Ein anderes Beispiel dafür ist der Umgang mit Deserteuren und Kriegsdienstverweigerern. Beispielsweise hatte ein Jahr nach dem Kosovokrieg das Innenministerium unter Schily erklärt, dass "Deserteure und Wehrdienstverweigerer" aus der Bundesrepublik Jugoslawien dann "mit einer positiven Entscheidung" in ihren Asylverfahren rechnen könnten, "(wenn sie) beweisen bzw. glaubhaft vortragen, ab Herbst 1998 bis zur Beendigung des Kriegszustandes nach dem 26. Juni 1999 den Wehrdienst verweigert zu haben bzw. desertiert zu sein". Als Grund für diese Maßnahme gab das Innenministerium die drohende harte Bestrafung bei Rückkehr in die Bundesrepublik Jugoslawien an sowie die Ungewissheit, ob die Betroffenen faire Verfahren zu erwarten hätten.

Obwohl sich der Regierungsbeschluss auf die Rechtsprechung bezog, gab es unverkennbar politische Motive für die Entscheidung. 1999 hatte die NATO über dem Kriegsgegner Serbien Flugblätter abgeworfen, in denen sie jugoslawische Soldaten aufrief, "Einheit und Kriegsgerät zu verlassen und aus dem Kosovo zu fliehen". Sie wurden in gewisser Weise als Überläufer betrachtet, die die Seite gewechselt hatten. Die Deserteure der gegnerischen Armee waren die good guys, die nützlichen Verweigerer, und nur daher wurde ihnen ein Schutz angeboten.


Zivilmilitärisch

Von einigen Organisationen ist zu hören, dass der Verfassungsentwurf der Europäischen Union sicherlich an verschiedenen Punkten zu kritisieren sei. Allerdings sei es doch gelungen, z.B. den Hinweis auf zivile Maßnahmen verfassungsrechtlich abzusichern. So finde sich im Artikel III-210 der Verweis auf "Missionen, bei deren Durchführung die Union auf zivile und militärische Mittel zurückgreifen kann". Die Liste der dort genannten Maßnahmen reicht von Abrüstungsmaßnahmen, über humanitäre Aufgaben und Rettungseinsätze, Aufgaben der Konfliktverhütung, bis zu Frieden schaffenden Maßnahmen, Operationen zur Stabilisierung der Lage nach Konflikten und "Unterstützung für Drittstaaten bei der Bekämpfung des Terrorismus in ihrem Hoheitsgebiet". Das bedeutet in der Tat: Das Mandat für militärische Einsätze wird extrem weit gefasst.

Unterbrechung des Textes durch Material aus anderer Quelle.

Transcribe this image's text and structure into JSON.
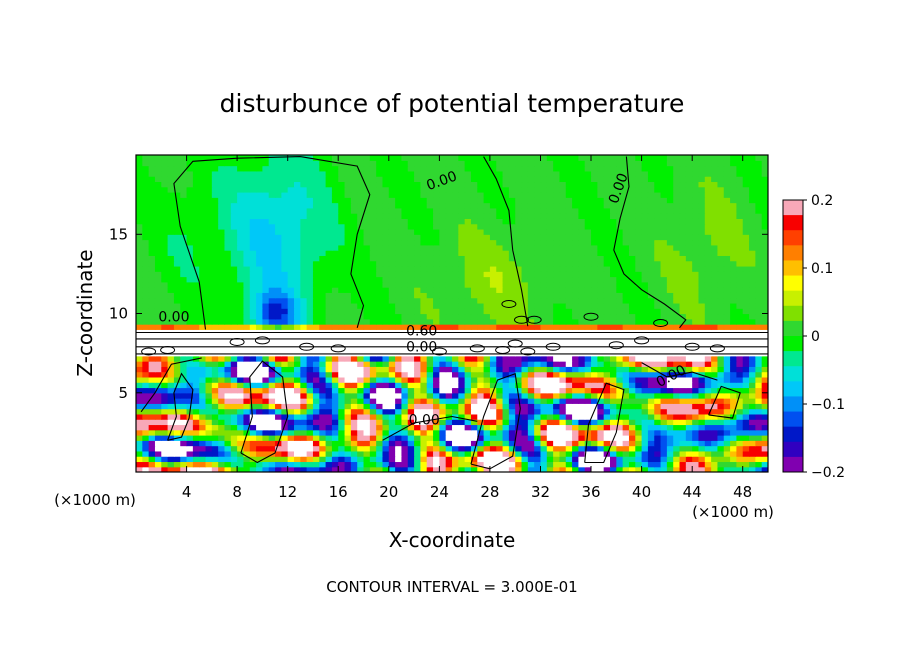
{
  "chart_data": {
    "type": "heatmap",
    "title": "disturbunce of potential temperature",
    "xlabel": "X-coordinate",
    "ylabel": "Z-coordinate",
    "x_unit_label": "(×1000 m)",
    "x_unit_label_right": "(×1000 m)",
    "footer": "CONTOUR INTERVAL = 3.000E-01",
    "xlim": [
      0,
      50
    ],
    "ylim": [
      0,
      20
    ],
    "x_ticks": [
      4,
      8,
      12,
      16,
      20,
      24,
      28,
      32,
      36,
      40,
      44,
      48
    ],
    "y_ticks": [
      5,
      10,
      15
    ],
    "contour_labels": [
      {
        "text": "0.00",
        "x": 3,
        "y": 9.5
      },
      {
        "text": "0.00",
        "x": 24.3,
        "y": 18.1
      },
      {
        "text": "0.00",
        "x": 38.5,
        "y": 17.8
      },
      {
        "text": "0.60",
        "x": 22.6,
        "y": 8.6
      },
      {
        "text": "0.00",
        "x": 22.6,
        "y": 7.6
      },
      {
        "text": "0.00",
        "x": 22.8,
        "y": 3.0
      },
      {
        "text": "0.00",
        "x": 42.5,
        "y": 5.8
      }
    ],
    "colorbar": {
      "min": -0.2,
      "max": 0.2,
      "ticks": [
        0.2,
        0.1,
        0,
        -0.1,
        -0.2
      ],
      "tick_labels": [
        "0.2",
        "0.1",
        "0",
        "−0.1",
        "−0.2"
      ],
      "colors": [
        "#f8a8b8",
        "#f80000",
        "#ff4000",
        "#ff7f00",
        "#ffbf00",
        "#ffff00",
        "#c8f000",
        "#80e000",
        "#30d830",
        "#00f000",
        "#00e890",
        "#00e0d8",
        "#00c8f8",
        "#0090f8",
        "#0050f0",
        "#0018c8",
        "#3000c0",
        "#8000b0"
      ]
    },
    "grid": false,
    "legend": "colorbar-right"
  }
}
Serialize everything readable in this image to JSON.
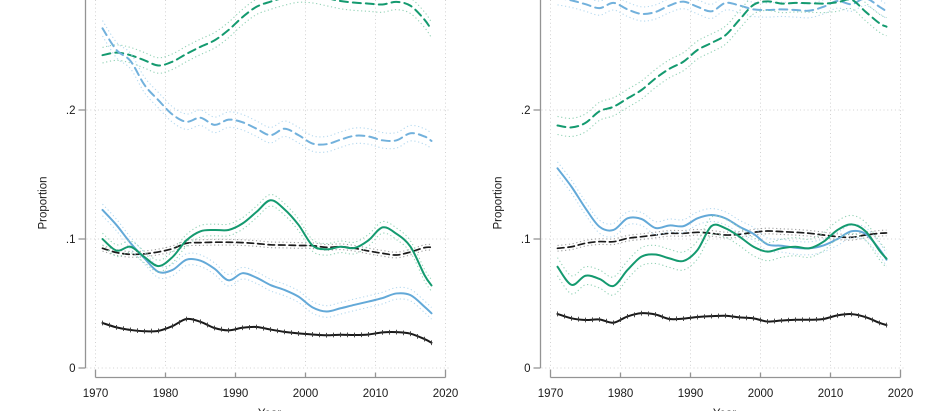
{
  "figure_title": "",
  "theme": {
    "background": "#ffffff",
    "axis_color": "#949494",
    "grid_color": "#d2d2d2",
    "text_color": "#1a1a1a",
    "green": "#149a6f",
    "green_ci": "#93d2b6",
    "blue": "#63a9d8",
    "blue_dashed": "#72b1dc",
    "blue_ci": "#b5d9ef",
    "black": "#1a1a1a",
    "black_ci": "#a0a0a0"
  },
  "chart_data": [
    {
      "type": "line",
      "panel": "left",
      "title": "",
      "xlabel": "Year",
      "ylabel": "Proportion",
      "x_ticks": [
        1970,
        1980,
        1990,
        2000,
        2010,
        2020
      ],
      "y_ticks": [
        {
          "value": 0,
          "label": "0"
        },
        {
          "value": 0.1,
          "label": ".1"
        },
        {
          "value": 0.2,
          "label": ".2"
        }
      ],
      "xlim": [
        1970,
        2020
      ],
      "ylim_visible": [
        0,
        0.285
      ],
      "grid": true,
      "legend": "none (cropped out of view)",
      "x": [
        1971,
        1973,
        1975,
        1977,
        1979,
        1981,
        1983,
        1985,
        1987,
        1989,
        1991,
        1993,
        1995,
        1997,
        1999,
        2001,
        2003,
        2005,
        2007,
        2009,
        2011,
        2013,
        2015,
        2017,
        2018
      ],
      "series": [
        {
          "name": "green-dashed",
          "color_key": "green",
          "ci_color_key": "green_ci",
          "line_style": "dashed",
          "ci_halfwidth": 0.006,
          "values": [
            0.2425,
            0.2445,
            0.2425,
            0.2385,
            0.2345,
            0.2375,
            0.2435,
            0.249,
            0.254,
            0.262,
            0.272,
            0.28,
            0.284,
            0.2872,
            0.2895,
            0.289,
            0.2868,
            0.2845,
            0.2832,
            0.2825,
            0.2818,
            0.2838,
            0.2808,
            0.27,
            0.262
          ]
        },
        {
          "name": "blue-dashed",
          "color_key": "blue_dashed",
          "ci_color_key": "blue_ci",
          "line_style": "dashed",
          "ci_halfwidth": 0.006,
          "values": [
            0.2633,
            0.2465,
            0.238,
            0.2194,
            0.2075,
            0.1965,
            0.1909,
            0.194,
            0.1885,
            0.1925,
            0.1905,
            0.1855,
            0.1805,
            0.1855,
            0.1805,
            0.174,
            0.1735,
            0.177,
            0.18,
            0.1795,
            0.1765,
            0.1765,
            0.182,
            0.1795,
            0.176
          ]
        },
        {
          "name": "black-dashed",
          "color_key": "black",
          "ci_color_key": "black_ci",
          "line_style": "dashed",
          "ci_halfwidth": 0.0022,
          "values": [
            0.0928,
            0.0895,
            0.0881,
            0.0885,
            0.09,
            0.0925,
            0.0967,
            0.0972,
            0.0975,
            0.0975,
            0.0972,
            0.0965,
            0.0955,
            0.0953,
            0.095,
            0.0948,
            0.0935,
            0.094,
            0.0928,
            0.0907,
            0.0889,
            0.0876,
            0.0899,
            0.0933,
            0.0936
          ]
        },
        {
          "name": "blue-solid",
          "color_key": "blue",
          "ci_color_key": "blue_ci",
          "line_style": "solid",
          "ci_halfwidth": 0.0045,
          "values": [
            0.1225,
            0.1108,
            0.0969,
            0.085,
            0.0745,
            0.076,
            0.084,
            0.0832,
            0.077,
            0.068,
            0.0735,
            0.07,
            0.0643,
            0.0605,
            0.0553,
            0.047,
            0.0438,
            0.0463,
            0.049,
            0.0515,
            0.0542,
            0.0578,
            0.0565,
            0.0475,
            0.0424
          ]
        },
        {
          "name": "green-solid",
          "color_key": "green",
          "ci_color_key": "green_ci",
          "line_style": "solid",
          "ci_halfwidth": 0.0045,
          "values": [
            0.1,
            0.091,
            0.094,
            0.086,
            0.079,
            0.086,
            0.099,
            0.106,
            0.107,
            0.107,
            0.112,
            0.121,
            0.13,
            0.123,
            0.111,
            0.095,
            0.092,
            0.094,
            0.093,
            0.099,
            0.109,
            0.104,
            0.094,
            0.072,
            0.064
          ]
        },
        {
          "name": "black-solid",
          "color_key": "black",
          "ci_color_key": "black_ci",
          "line_style": "solid-whiskered",
          "ci_halfwidth": 0.0015,
          "values": [
            0.0349,
            0.0315,
            0.0295,
            0.0285,
            0.0288,
            0.0325,
            0.038,
            0.0358,
            0.031,
            0.0292,
            0.0312,
            0.0318,
            0.0298,
            0.028,
            0.0268,
            0.026,
            0.0254,
            0.0258,
            0.0256,
            0.026,
            0.0276,
            0.0278,
            0.0266,
            0.0224,
            0.0196
          ]
        }
      ]
    },
    {
      "type": "line",
      "panel": "right",
      "title": "",
      "xlabel": "Year",
      "ylabel": "Proportion",
      "x_ticks": [
        1970,
        1980,
        1990,
        2000,
        2010,
        2020
      ],
      "y_ticks": [
        {
          "value": 0,
          "label": "0"
        },
        {
          "value": 0.1,
          "label": ".1"
        },
        {
          "value": 0.2,
          "label": ".2"
        }
      ],
      "xlim": [
        1970,
        2020
      ],
      "ylim_visible": [
        0,
        0.285
      ],
      "grid": true,
      "legend": "none (cropped out of view)",
      "x": [
        1971,
        1973,
        1975,
        1977,
        1979,
        1981,
        1983,
        1985,
        1987,
        1989,
        1991,
        1993,
        1995,
        1997,
        1999,
        2001,
        2003,
        2005,
        2007,
        2009,
        2011,
        2013,
        2015,
        2017,
        2018
      ],
      "series": [
        {
          "name": "blue-dashed",
          "color_key": "blue_dashed",
          "ci_color_key": "blue_ci",
          "line_style": "dashed",
          "ci_halfwidth": 0.0055,
          "values": [
            0.287,
            0.285,
            0.282,
            0.279,
            0.283,
            0.278,
            0.2745,
            0.276,
            0.281,
            0.284,
            0.28,
            0.2765,
            0.283,
            0.281,
            0.278,
            0.2775,
            0.278,
            0.2775,
            0.277,
            0.28,
            0.2845,
            0.282,
            0.2865,
            0.28,
            0.2765
          ]
        },
        {
          "name": "green-dashed",
          "color_key": "green",
          "ci_color_key": "green_ci",
          "line_style": "dashed",
          "ci_halfwidth": 0.007,
          "values": [
            0.188,
            0.1865,
            0.19,
            0.199,
            0.2025,
            0.209,
            0.2155,
            0.2245,
            0.232,
            0.2375,
            0.2465,
            0.252,
            0.258,
            0.27,
            0.2815,
            0.2842,
            0.2825,
            0.283,
            0.2828,
            0.2825,
            0.2835,
            0.2855,
            0.2762,
            0.2672,
            0.2646
          ]
        },
        {
          "name": "black-dashed",
          "color_key": "black",
          "ci_color_key": "black_ci",
          "line_style": "dashed",
          "ci_halfwidth": 0.0022,
          "values": [
            0.0928,
            0.094,
            0.0967,
            0.098,
            0.0979,
            0.1005,
            0.1018,
            0.1031,
            0.1044,
            0.1044,
            0.1052,
            0.1044,
            0.1031,
            0.1036,
            0.1052,
            0.1062,
            0.1057,
            0.1052,
            0.1044,
            0.1031,
            0.1018,
            0.1013,
            0.1031,
            0.1044,
            0.1047
          ]
        },
        {
          "name": "blue-solid",
          "color_key": "blue",
          "ci_color_key": "blue_ci",
          "line_style": "solid",
          "ci_halfwidth": 0.005,
          "values": [
            0.1548,
            0.1405,
            0.1238,
            0.1095,
            0.107,
            0.116,
            0.1155,
            0.1085,
            0.1105,
            0.11,
            0.116,
            0.1186,
            0.116,
            0.1095,
            0.104,
            0.0958,
            0.0948,
            0.0932,
            0.0928,
            0.095,
            0.1,
            0.106,
            0.104,
            0.092,
            0.084
          ]
        },
        {
          "name": "green-solid",
          "color_key": "green",
          "ci_color_key": "green_ci",
          "line_style": "solid",
          "ci_halfwidth": 0.007,
          "values": [
            0.0785,
            0.0645,
            0.0715,
            0.069,
            0.0636,
            0.076,
            0.0863,
            0.088,
            0.085,
            0.083,
            0.0915,
            0.11,
            0.1083,
            0.1018,
            0.094,
            0.0902,
            0.0928,
            0.094,
            0.0928,
            0.0979,
            0.107,
            0.1113,
            0.106,
            0.091,
            0.0848
          ]
        },
        {
          "name": "black-solid",
          "color_key": "black",
          "ci_color_key": "black_ci",
          "line_style": "solid-whiskered",
          "ci_halfwidth": 0.0015,
          "values": [
            0.0419,
            0.0385,
            0.0372,
            0.0376,
            0.0351,
            0.04,
            0.0425,
            0.0415,
            0.038,
            0.0383,
            0.0395,
            0.0402,
            0.0405,
            0.0392,
            0.0385,
            0.036,
            0.0368,
            0.0374,
            0.0374,
            0.038,
            0.0408,
            0.0418,
            0.0395,
            0.035,
            0.0333
          ]
        }
      ]
    }
  ]
}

Der Einsatz von zivilen Mitteln wird im Verfassungsentwurf immer im Zusammenhang mit militärischen Mitteln genannt, nicht als eigenständige Möglichkeit. Zivile und militärische Maßnahmen werden so vermischt. In der Praxis geschah dies schon in der Vergangenheit, wie Beispiele zeigen. Das Militär baute in der Nähe des Kosovo Flüchtlingslager auf und bewachte diese, Flüchtlingshilfsorganisationen waren in den Lagern tätig. Das Militär besetzte Landesteile oder Länder, die zivilen Hilfsorganisationen sollen als Teil der Besatzungspolitik beim Wiederaufbau helfen. In Kundus, Afghanistan, machten die zivilen Helfer deutlich, was sie davon halten. Deutsche Hilfsorganisationen, wie "Caritas International" oder "Ärzte ohne Grenzen", die dort bislang gut arbeiten konnten, meinten einhellig: "In Kundus brauchen wir die Bundeswehr nicht."

Sie störe eher, da sie unnötig die zivilen Helfer gefährde. Etwaige Angreifer würden zwischen zivilen und militärischen Akteuren aus dem Ausland keinen Unterschied machen. Aber nicht nur das: Die zivilen Einsätze werden damit zum verlängerten Arm der militärpolitischen Strategien.

Die "Verfassung für Europa" soll nach dem Willen der EU-Regierungen die Europäische Union zu einem "Vorbild in der neuen Weltordnung" machen.

Sie wird kein Vorbild, dem es nachzustreben gälte. Es zeichnen sich gravierende Konsequenzen bei der Militarisierung und Flüchtlingsabwehr der Europäischen Union ab. Stattdessen gilt es, für Entmilitarisierung, ein offenes Europa und einen umfassenden Flüchtlingsschutz zu streiten.

Rudi Friedrich ist Mitarbeiter von Connection e.V.